Actuellement, Jean-Pierre Lécuyer travaille sur divers projets. Il est en train de réaliser une gravure destinée à une exposition collective qui aura lieu à Lille. Parti de la proposition « à côté de la plaque », expression qui l'a visiblement inspiré, il a choisi de graver sur du contreplaqué. La planche se composera d'un cadre de vignettes imprimées en noir et d'un centre blanc avec motifs en relief. Travail sur le thème et exercice de style ; ou plutôt l'inverse : maîtrise de techniques au service d'un thème.

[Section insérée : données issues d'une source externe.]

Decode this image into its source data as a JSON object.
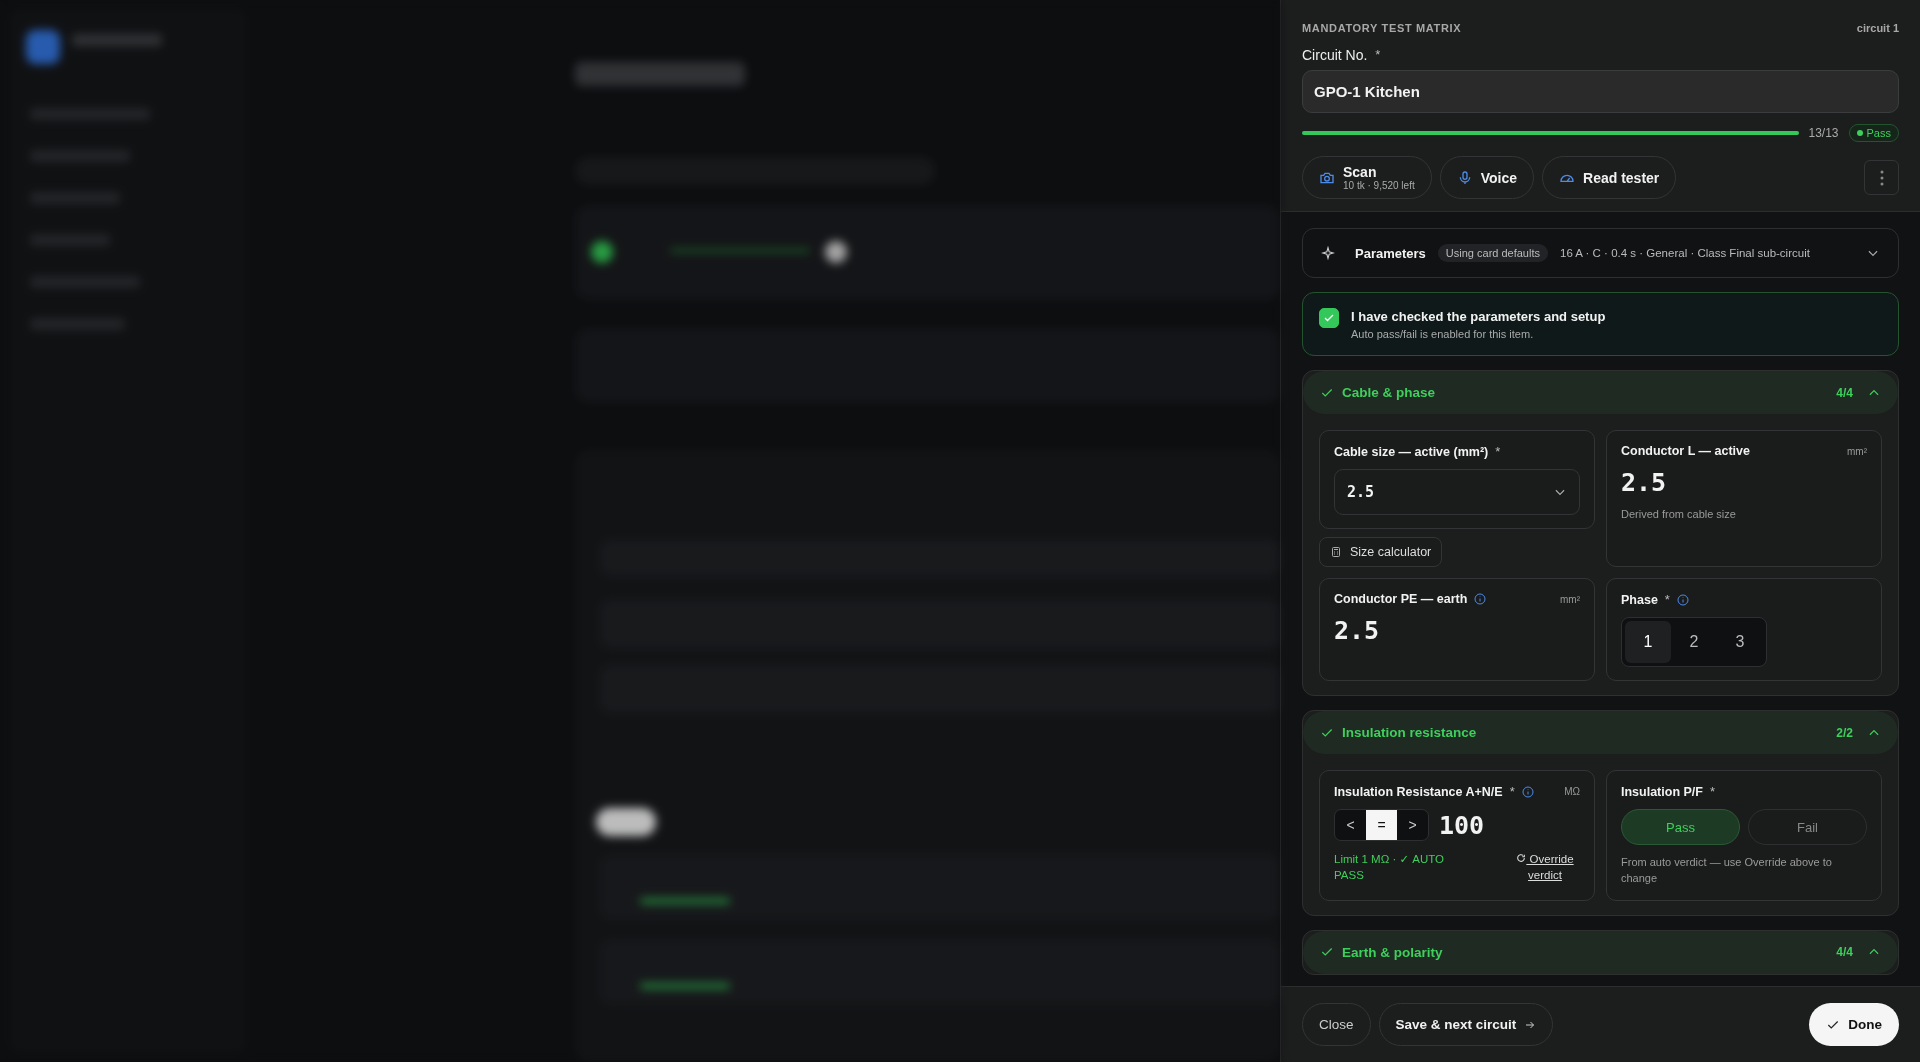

Autre projet : la scierie du Lançoir, située dans le défilé de Straiture, une vallée vosgienne assez fascinante. Avec Jean Durand, mémoire vivante de ce lieu, il compte réaliser un livre d'artiste. Il va aussi illustrer des textes de Robert Piccamiglio pour une revue et poursuivre l'animation d'un atelier d'art à Saint-Dié-des-Vosges pendant l'année scolaire à venir.

On le voit, du travail personnel à l'enseignement, l'artiste montre un art vivant, qui se renouvelle sans cesse, bien qu'il soit méconnu du grand public qui y voit trop rapidement un art ancien. Grand animateur du groupe Xylon-France, qui regroupe des graveurs sur bois et a réalisé, en 2002, une exposition au Städtisches Kunstmuseum de Reutlingen et au Musée Pierre Noël de Saint-Dié, il participe en fait à un mouvement international qui atteste qu'une pratique ancienne peut se renouveler et produire des oeuvres d'une grande modernité.